これで、
# 2x2のクロス表からstanを使ってMCMCサンプリングしてFisherテストしてp.valueの配列からその分布を表示させる

library(rstan)
options(mc.cores = parallel::detectCores())
rstan_options(auto_write = TRUE)

contingency2stan2pf <- function(mat,alpha=0.05,print=T){
N=apply(mat,1,sum)
data <- list(mat=mat,N=N)
stanModel=readRDS('contingency.rds')
fit=sampling(stanModel,data=data, chain=1, iter=25000,warmup=5000)

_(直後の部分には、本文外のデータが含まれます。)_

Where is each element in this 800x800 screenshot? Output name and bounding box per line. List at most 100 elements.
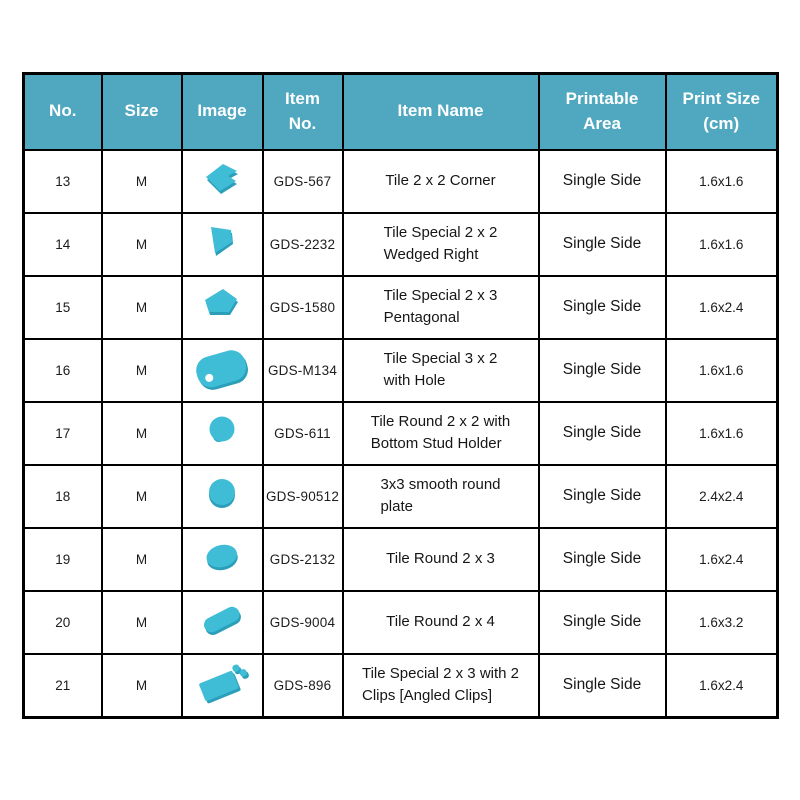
cell-printable-area: Single Side xyxy=(537,400,667,466)
cell-printable-area: Single Side xyxy=(537,274,667,340)
cell-print-size: 1.6x3.2 xyxy=(664,589,779,655)
cell-item-name: Tile Special 2 x 3 with 2 Clips [Angled … xyxy=(341,652,540,718)
cell-printable-area: Single Side xyxy=(537,148,667,214)
header-size: Size xyxy=(100,72,183,151)
cell-item-no: GDS-567 xyxy=(261,148,344,214)
cell-image xyxy=(180,526,264,592)
cell-size: M xyxy=(100,211,183,277)
header-row: No. Size Image Item No. Item Name Printa… xyxy=(22,72,779,151)
header-item-name: Item Name xyxy=(341,72,540,151)
cell-image xyxy=(180,274,264,340)
item-name-line: Pentagonal xyxy=(383,309,460,326)
cell-size: M xyxy=(100,274,183,340)
cell-item-name: Tile Round 2 x 2 with Bottom Stud Holder xyxy=(341,400,540,466)
round-stud-tile-icon xyxy=(186,404,258,459)
cell-item-name: Tile Special 3 x 2 with Hole xyxy=(341,337,540,403)
product-table: No. Size Image Item No. Item Name Printa… xyxy=(22,72,779,719)
cell-print-size: 1.6x2.4 xyxy=(664,526,779,592)
item-name: Tile Special 2 x 3 Pentagonal xyxy=(384,285,498,329)
cell-no: 17 xyxy=(22,400,103,466)
cell-no: 21 xyxy=(22,652,103,718)
item-name-line: Wedged Right xyxy=(383,246,479,263)
cell-print-size: 1.6x1.6 xyxy=(664,148,779,214)
item-name-line: Tile Special 2 x 2 xyxy=(383,224,498,242)
cell-item-name: Tile Round 2 x 4 xyxy=(341,589,540,655)
cell-item-no: GDS-1580 xyxy=(261,274,344,340)
cell-size: M xyxy=(100,400,183,466)
clips-tile-icon xyxy=(186,655,258,710)
cell-no: 16 xyxy=(22,337,103,403)
cell-image xyxy=(180,148,264,214)
oval-tile-icon xyxy=(186,530,258,585)
cell-no: 20 xyxy=(22,589,103,655)
wedge-tile-icon xyxy=(186,215,258,270)
cell-printable-area: Single Side xyxy=(537,589,667,655)
cell-size: M xyxy=(100,652,183,718)
item-name-line: Bottom Stud Holder xyxy=(370,435,502,452)
cell-no: 18 xyxy=(22,463,103,529)
item-name-line: Tile 2 x 2 Corner xyxy=(385,172,496,190)
header-print-size: Print Size (cm) xyxy=(664,72,779,151)
cell-item-no: GDS-896 xyxy=(261,652,344,718)
cell-size: M xyxy=(100,589,183,655)
table-row: 17 M GDS-611 Tile Round 2 x 2 with Botto… xyxy=(22,400,779,466)
cell-printable-area: Single Side xyxy=(537,463,667,529)
item-name-line: Tile Special 2 x 3 with 2 xyxy=(361,665,520,683)
round-plate-icon xyxy=(186,467,258,522)
cell-no: 13 xyxy=(22,148,103,214)
item-name-line: with Hole xyxy=(383,372,446,389)
cell-item-no: GDS-90512 xyxy=(261,463,344,529)
item-name-line: Tile Special 2 x 3 xyxy=(383,287,498,305)
cell-image xyxy=(180,463,264,529)
header-image: Image xyxy=(180,72,264,151)
cell-item-no: GDS-9004 xyxy=(261,589,344,655)
hole-tile-icon xyxy=(186,341,258,396)
cell-no: 15 xyxy=(22,274,103,340)
item-name: 3x3 smooth round plate xyxy=(380,474,500,518)
cell-image xyxy=(180,211,264,277)
item-name: Tile Round 2 x 2 with Bottom Stud Holder xyxy=(371,411,511,455)
cell-size: M xyxy=(100,148,183,214)
cell-size: M xyxy=(100,526,183,592)
item-name: Tile Special 2 x 3 with 2 Clips [Angled … xyxy=(362,663,519,707)
table-row: 18 M GDS-90512 3x3 smooth round plate xyxy=(22,463,779,529)
header-no: No. xyxy=(22,72,103,151)
item-name-line: Tile Round 2 x 3 xyxy=(386,550,495,568)
item-name-line: plate xyxy=(380,498,413,515)
item-name-line: Tile Special 3 x 2 xyxy=(383,350,498,368)
cell-no: 19 xyxy=(22,526,103,592)
cell-item-name: 3x3 smooth round plate xyxy=(341,463,540,529)
header-printable-area: Printable Area xyxy=(537,72,667,151)
table-row: 20 M GDS-9004 Tile Rou xyxy=(22,589,779,655)
cell-item-name: Tile Special 2 x 2 Wedged Right xyxy=(341,211,540,277)
cell-print-size: 1.6x2.4 xyxy=(664,652,779,718)
item-name-line: Clips [Angled Clips] xyxy=(361,687,493,704)
item-name: Tile Special 2 x 2 Wedged Right xyxy=(384,222,498,266)
item-name-line: 3x3 smooth round xyxy=(380,476,501,494)
cell-image xyxy=(180,652,264,718)
cell-item-name: Tile Special 2 x 3 Pentagonal xyxy=(341,274,540,340)
item-name: Tile Round 2 x 3 xyxy=(386,548,495,570)
item-name: Tile 2 x 2 Corner xyxy=(385,170,495,192)
cell-image xyxy=(180,589,264,655)
cell-print-size: 1.6x1.6 xyxy=(664,400,779,466)
cell-no: 14 xyxy=(22,211,103,277)
cell-image xyxy=(180,337,264,403)
corner-tile-icon xyxy=(186,152,258,207)
table-row: 15 M GDS-1580 Tile Special 2 x 3 Pentago… xyxy=(22,274,779,340)
table-row: 13 M GDS-567 Tile 2 x 2 Corner xyxy=(22,148,779,214)
cell-printable-area: Single Side xyxy=(537,337,667,403)
cell-size: M xyxy=(100,337,183,403)
pentagonal-tile-icon xyxy=(186,278,258,333)
capsule-tile-icon xyxy=(186,593,258,648)
cell-printable-area: Single Side xyxy=(537,211,667,277)
item-name: Tile Round 2 x 4 xyxy=(386,611,495,633)
table-row: 16 M GDS-M134 xyxy=(22,337,779,403)
cell-item-name: Tile 2 x 2 Corner xyxy=(341,148,540,214)
item-name: Tile Special 3 x 2 with Hole xyxy=(384,348,498,392)
cell-item-name: Tile Round 2 x 3 xyxy=(341,526,540,592)
table-row: 14 M GDS-2232 Tile Special 2 x 2 Wedged … xyxy=(22,211,779,277)
cell-item-no: GDS-M134 xyxy=(261,337,344,403)
cell-printable-area: Single Side xyxy=(537,526,667,592)
cell-item-no: GDS-2132 xyxy=(261,526,344,592)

pars=c('y1','n1_y1','y0','n0_y0','d','RR','OR','NNT')
if(print) print(fit, pars=pars,digits=4,prob=c(0.025,0.5,0.975))
ms=rstan::extract(fit)
p.sim=NULL
for(i in 1:length(p11)){
MAT=round(with(ms,matrix(c(y1[i],n1_y1[i],y0[i],n0_y0[i]),ncol=2,byrow=TRUE)))

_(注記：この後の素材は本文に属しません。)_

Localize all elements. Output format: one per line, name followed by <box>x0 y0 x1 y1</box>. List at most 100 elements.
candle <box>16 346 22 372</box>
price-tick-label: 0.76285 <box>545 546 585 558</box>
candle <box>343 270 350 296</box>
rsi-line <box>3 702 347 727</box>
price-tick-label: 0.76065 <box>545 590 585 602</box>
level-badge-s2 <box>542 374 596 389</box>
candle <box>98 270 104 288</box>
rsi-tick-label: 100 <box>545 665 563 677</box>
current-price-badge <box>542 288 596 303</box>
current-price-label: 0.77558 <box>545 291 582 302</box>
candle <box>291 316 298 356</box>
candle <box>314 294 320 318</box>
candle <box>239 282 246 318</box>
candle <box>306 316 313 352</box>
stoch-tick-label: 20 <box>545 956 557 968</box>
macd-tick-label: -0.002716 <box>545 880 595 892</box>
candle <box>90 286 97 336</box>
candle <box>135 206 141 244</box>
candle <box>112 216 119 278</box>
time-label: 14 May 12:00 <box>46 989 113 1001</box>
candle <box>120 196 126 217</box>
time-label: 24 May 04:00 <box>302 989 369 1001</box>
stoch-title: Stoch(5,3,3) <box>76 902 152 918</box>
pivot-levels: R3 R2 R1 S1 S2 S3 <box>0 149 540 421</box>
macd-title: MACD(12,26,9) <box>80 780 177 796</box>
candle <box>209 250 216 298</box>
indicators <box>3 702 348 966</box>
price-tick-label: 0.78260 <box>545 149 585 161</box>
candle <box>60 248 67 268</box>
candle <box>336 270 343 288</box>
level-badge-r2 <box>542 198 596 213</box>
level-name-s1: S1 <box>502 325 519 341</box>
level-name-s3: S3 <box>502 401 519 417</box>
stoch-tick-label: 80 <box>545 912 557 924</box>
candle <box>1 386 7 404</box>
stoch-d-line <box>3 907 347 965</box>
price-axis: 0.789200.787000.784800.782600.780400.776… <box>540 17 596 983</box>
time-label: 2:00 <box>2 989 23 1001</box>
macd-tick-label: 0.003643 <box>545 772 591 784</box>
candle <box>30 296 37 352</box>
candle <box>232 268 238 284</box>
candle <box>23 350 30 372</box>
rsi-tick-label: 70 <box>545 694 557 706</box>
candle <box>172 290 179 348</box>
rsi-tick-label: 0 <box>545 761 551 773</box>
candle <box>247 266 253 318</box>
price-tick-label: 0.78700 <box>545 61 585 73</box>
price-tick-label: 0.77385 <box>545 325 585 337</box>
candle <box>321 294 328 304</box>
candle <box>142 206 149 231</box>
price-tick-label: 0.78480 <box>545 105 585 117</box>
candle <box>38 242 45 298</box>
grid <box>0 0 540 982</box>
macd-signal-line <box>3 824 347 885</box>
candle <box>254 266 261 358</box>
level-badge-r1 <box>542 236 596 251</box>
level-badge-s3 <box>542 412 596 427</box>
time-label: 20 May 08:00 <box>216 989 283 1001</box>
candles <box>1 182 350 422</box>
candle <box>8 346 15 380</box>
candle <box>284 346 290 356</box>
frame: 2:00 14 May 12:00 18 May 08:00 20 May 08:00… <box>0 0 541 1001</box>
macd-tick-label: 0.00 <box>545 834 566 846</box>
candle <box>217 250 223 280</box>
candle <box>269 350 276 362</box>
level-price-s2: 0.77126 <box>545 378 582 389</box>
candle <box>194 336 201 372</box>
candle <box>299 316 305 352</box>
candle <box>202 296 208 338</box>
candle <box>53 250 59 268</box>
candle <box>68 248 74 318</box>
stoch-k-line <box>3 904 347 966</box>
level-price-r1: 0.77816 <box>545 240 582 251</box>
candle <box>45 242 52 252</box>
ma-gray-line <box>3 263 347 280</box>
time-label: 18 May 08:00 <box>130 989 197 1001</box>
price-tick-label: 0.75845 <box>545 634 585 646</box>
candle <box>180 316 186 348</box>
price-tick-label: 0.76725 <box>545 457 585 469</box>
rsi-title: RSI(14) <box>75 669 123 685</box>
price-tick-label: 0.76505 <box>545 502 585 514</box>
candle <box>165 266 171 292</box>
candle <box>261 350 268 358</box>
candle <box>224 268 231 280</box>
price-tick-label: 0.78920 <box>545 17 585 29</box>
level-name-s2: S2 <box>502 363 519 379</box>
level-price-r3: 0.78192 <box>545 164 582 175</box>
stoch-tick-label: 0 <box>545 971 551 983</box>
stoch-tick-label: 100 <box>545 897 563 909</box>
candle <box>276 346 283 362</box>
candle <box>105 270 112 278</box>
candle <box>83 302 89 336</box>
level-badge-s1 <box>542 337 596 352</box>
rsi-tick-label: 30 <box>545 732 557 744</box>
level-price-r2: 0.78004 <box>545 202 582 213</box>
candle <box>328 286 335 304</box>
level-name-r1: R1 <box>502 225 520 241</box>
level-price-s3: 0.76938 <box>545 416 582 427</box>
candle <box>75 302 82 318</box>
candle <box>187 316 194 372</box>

p.sim=append(p.sim,fisher.test(MAT)$p.value)
}
BEST::plotPost(p.sim,compVal = 0.05, xlab='p.value')
cat('Pr(p.value < ',alpha,') = ', mean(p.sim<alpha),'\n')
cat('Original p.value = ',fisher.test(mat)$p.value,'\n')
print(summary(p.sim))
invisible(p.sim)
}

サンプル数を増やしてpを小さくして信用させるという手法を見破れるかな。